Mentre sul versante di Locri i lavori del PNRR per la rigenerazione della costa avanzano, nel territorio comunale di Siderno le opere materiali previste dal progetto unitario non sono ancora partite. A sollevare il caso e a chiedere risposte chiare all'amministrazione cittadina è l'esponente dell'Area Moderata Antonio Cosimo Pio Trimboli, che ha formalmente depositato un'interrogazione a risposta scritta indirizzata al presidente del Consiglio comunale, Davide Lurasco.

Al centro dell'atto c'è il megaprogetto denominato “La Città del Mare”, inserito nel Piano Urbano Integrato della Città Metropolitana di Reggio Calabria (“Aspromonte in Città”) e finanziato nell'ambito della Missione 5 del PNRR per un importo complessivo di 9.700.000 euro. L'intervento, concepito originariamente in maniera unitaria tra i Comuni di Locri e Siderno, nasce per riqualificare il tratto costiero e creare un'asse di connessione turistica e ciclopedonale tra i due centri, completato da un'opera chiave: il “Ponte Onda Ionica” sulla fiumara Novito.

Dalla determinazione del 10 luglio scorso emessa dal Comune di Locri emerge tuttavia che il secondo lotto funzionale dell'opera (“Locri-Siderno”) è stato suddiviso in due distinti stralci: uno destinato alle urbanizzazioni della fascia costiera, l’altro comprendente esclusivamente la realizzazione del ponte.

Una frammentazione decisa dagli uffici per scongiurare il rischio di definanziamento, viste le rigide scadenze imposte dal PNRR.

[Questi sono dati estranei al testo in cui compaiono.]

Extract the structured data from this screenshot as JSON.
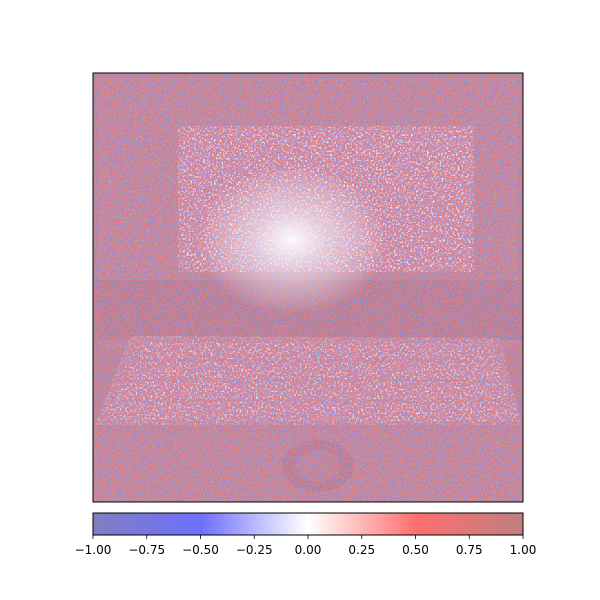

Sponda locrese il progetto esecutivo del Lotto 2a è stato approvato il 30 gennaio 2026 e i lavori sono stati formalmente consegnati il 4 febbraio 2026. Al 27 maggio 2026 risultava già contabilizzato un primo Stato di Avanzamento Lavori (SAL) per 395.888,40 euro (pari al 20,302% dell'intervento).

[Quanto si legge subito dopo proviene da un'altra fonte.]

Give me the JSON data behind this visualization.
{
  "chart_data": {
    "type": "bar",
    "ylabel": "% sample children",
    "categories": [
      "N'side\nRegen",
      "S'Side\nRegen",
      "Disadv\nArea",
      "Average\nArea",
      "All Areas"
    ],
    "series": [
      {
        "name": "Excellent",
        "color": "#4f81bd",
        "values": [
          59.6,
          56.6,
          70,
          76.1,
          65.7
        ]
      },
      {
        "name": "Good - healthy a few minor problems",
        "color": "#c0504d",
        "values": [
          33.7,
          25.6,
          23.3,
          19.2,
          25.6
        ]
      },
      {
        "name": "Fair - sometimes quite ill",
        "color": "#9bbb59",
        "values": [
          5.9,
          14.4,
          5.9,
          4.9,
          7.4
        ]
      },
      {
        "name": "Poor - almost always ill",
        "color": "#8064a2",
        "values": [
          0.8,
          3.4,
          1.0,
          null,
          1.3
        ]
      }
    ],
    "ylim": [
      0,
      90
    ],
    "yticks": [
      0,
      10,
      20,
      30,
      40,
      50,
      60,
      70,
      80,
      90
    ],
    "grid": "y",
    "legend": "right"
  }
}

Sul fronte di Siderno alla data odierna non risulta avviato alcun cantiere materiale. Un ritardo che desta forte preoccupazione, soprattutto alla luce delle scadenze che figuravano nel sistema ReGiS, le quali fissavano il termine ultimo dei lavori al 31 marzo 2026 e il collaudo entro il 30 giugno 2026. Trimboli chiede dunque di sapere se siano state concesse proroghe ufficiali e quali siano gli ostacoli tecnici, amministrativi o finanziari che bloccano l'avvio delle opere nel territorio sidernese.
L'interrogazione accende i riflettori anche sulla sorte del Lotto 2b (“Ponte Onda Ionica”). L'esponente dell'Area Moderata chiede alla giunta «se la realizzazione della struttura sia ancora coperta dai fondi PNRR, quale ne sia il cronoprogramma aggiornato e quali conseguenze abbia prodotto lo scorporo del ponte dal resto delle opere costiere».

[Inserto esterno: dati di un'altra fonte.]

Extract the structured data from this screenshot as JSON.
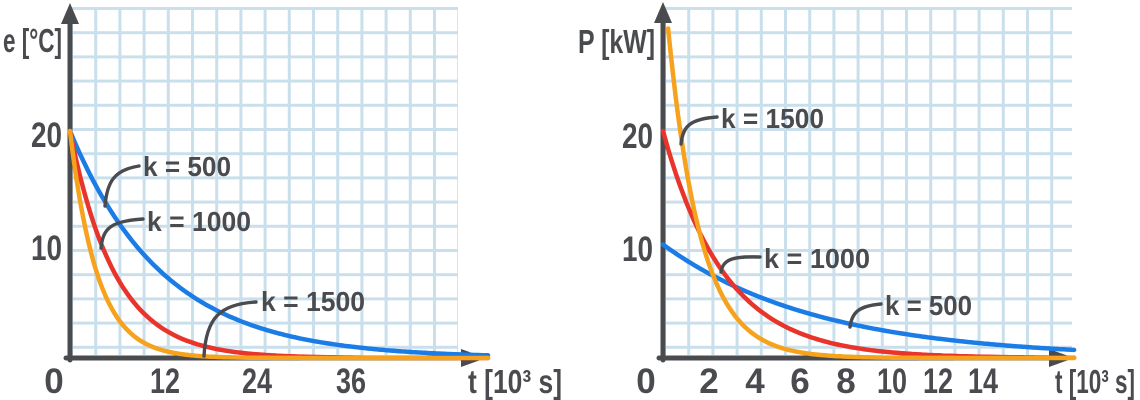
{
  "colors": {
    "background": "#ffffff",
    "grid": "#c9dfec",
    "axis": "#4a4b4f",
    "text": "#4a4b4f",
    "series_blue": "#1b7ce6",
    "series_red": "#e8342b",
    "series_orange": "#f6a21d"
  },
  "chart_data": [
    {
      "type": "line",
      "title": "",
      "ylabel": "e [°C]",
      "xlabel": "t [10³ s]",
      "x_ticks": [
        0,
        12,
        24,
        36
      ],
      "y_ticks": [
        10,
        20
      ],
      "xlim": [
        0,
        53
      ],
      "ylim": [
        0,
        31
      ],
      "grid": true,
      "legend_position": "inline-annotations",
      "series": [
        {
          "name": "k = 500",
          "color": "#1b7ce6",
          "model": "y = y0·exp(-t/tau)",
          "y0": 20,
          "tau": 12.0,
          "x": [
            0,
            6,
            12,
            18,
            24,
            30,
            36,
            42,
            48
          ],
          "values": [
            20,
            12.1,
            7.4,
            4.5,
            2.7,
            1.6,
            1.0,
            0.6,
            0.4
          ]
        },
        {
          "name": "k = 1000",
          "color": "#e8342b",
          "model": "y = y0·exp(-t/tau)",
          "y0": 20,
          "tau": 5.8,
          "x": [
            0,
            6,
            12,
            18,
            24,
            30,
            36
          ],
          "values": [
            20,
            7.1,
            2.5,
            0.9,
            0.3,
            0.1,
            0.04
          ]
        },
        {
          "name": "k = 1500",
          "color": "#f6a21d",
          "model": "y = y0·exp(-t/tau)",
          "y0": 20,
          "tau": 3.5,
          "x": [
            0,
            6,
            12,
            18,
            24
          ],
          "values": [
            20,
            3.6,
            0.7,
            0.1,
            0.02
          ]
        }
      ]
    },
    {
      "type": "line",
      "title": "",
      "ylabel": "P [kW]",
      "xlabel": "t [10³ s]",
      "x_ticks": [
        0,
        2,
        4,
        6,
        8,
        10,
        12,
        14
      ],
      "y_ticks": [
        10,
        20
      ],
      "xlim": [
        0,
        18
      ],
      "ylim": [
        0,
        31
      ],
      "grid": true,
      "legend_position": "inline-annotations",
      "series": [
        {
          "name": "k = 500",
          "color": "#1b7ce6",
          "model": "y = y0·exp(-t/tau)",
          "y0": 10,
          "tau": 6.8,
          "x": [
            0,
            2,
            4,
            6,
            8,
            10,
            12,
            14,
            16
          ],
          "values": [
            10,
            7.5,
            5.6,
            4.1,
            3.1,
            2.3,
            1.7,
            1.3,
            1.0
          ]
        },
        {
          "name": "k = 1000",
          "color": "#e8342b",
          "model": "y = y0·exp(-t/tau)",
          "y0": 20,
          "tau": 2.7,
          "x": [
            0,
            2,
            4,
            6,
            8,
            10,
            12,
            14,
            16
          ],
          "values": [
            20,
            9.5,
            4.5,
            2.2,
            1.0,
            0.5,
            0.2,
            0.1,
            0.05
          ]
        },
        {
          "name": "k = 1500",
          "color": "#f6a21d",
          "model": "y = y0·exp(-t/tau)",
          "y0": 34,
          "tau": 1.42,
          "x": [
            0,
            2,
            4,
            6,
            8,
            10
          ],
          "values": [
            34,
            8.3,
            2.0,
            0.5,
            0.1,
            0.03
          ]
        }
      ]
    }
  ]
}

Nel documento viene sollecitato un quadro esaustivo sui costi, sullo stato delle autorizzazioni e sull'impegno finanziario relativo alle opere di Siderno. Viene infine richiesta la disponibilità di tutta la documentazione progettuale e amministrativa aggiornata a beneficio dell'intero Consiglio comunale, affinché si faccia piena luce su un intervento strategico per il futuro del litorale.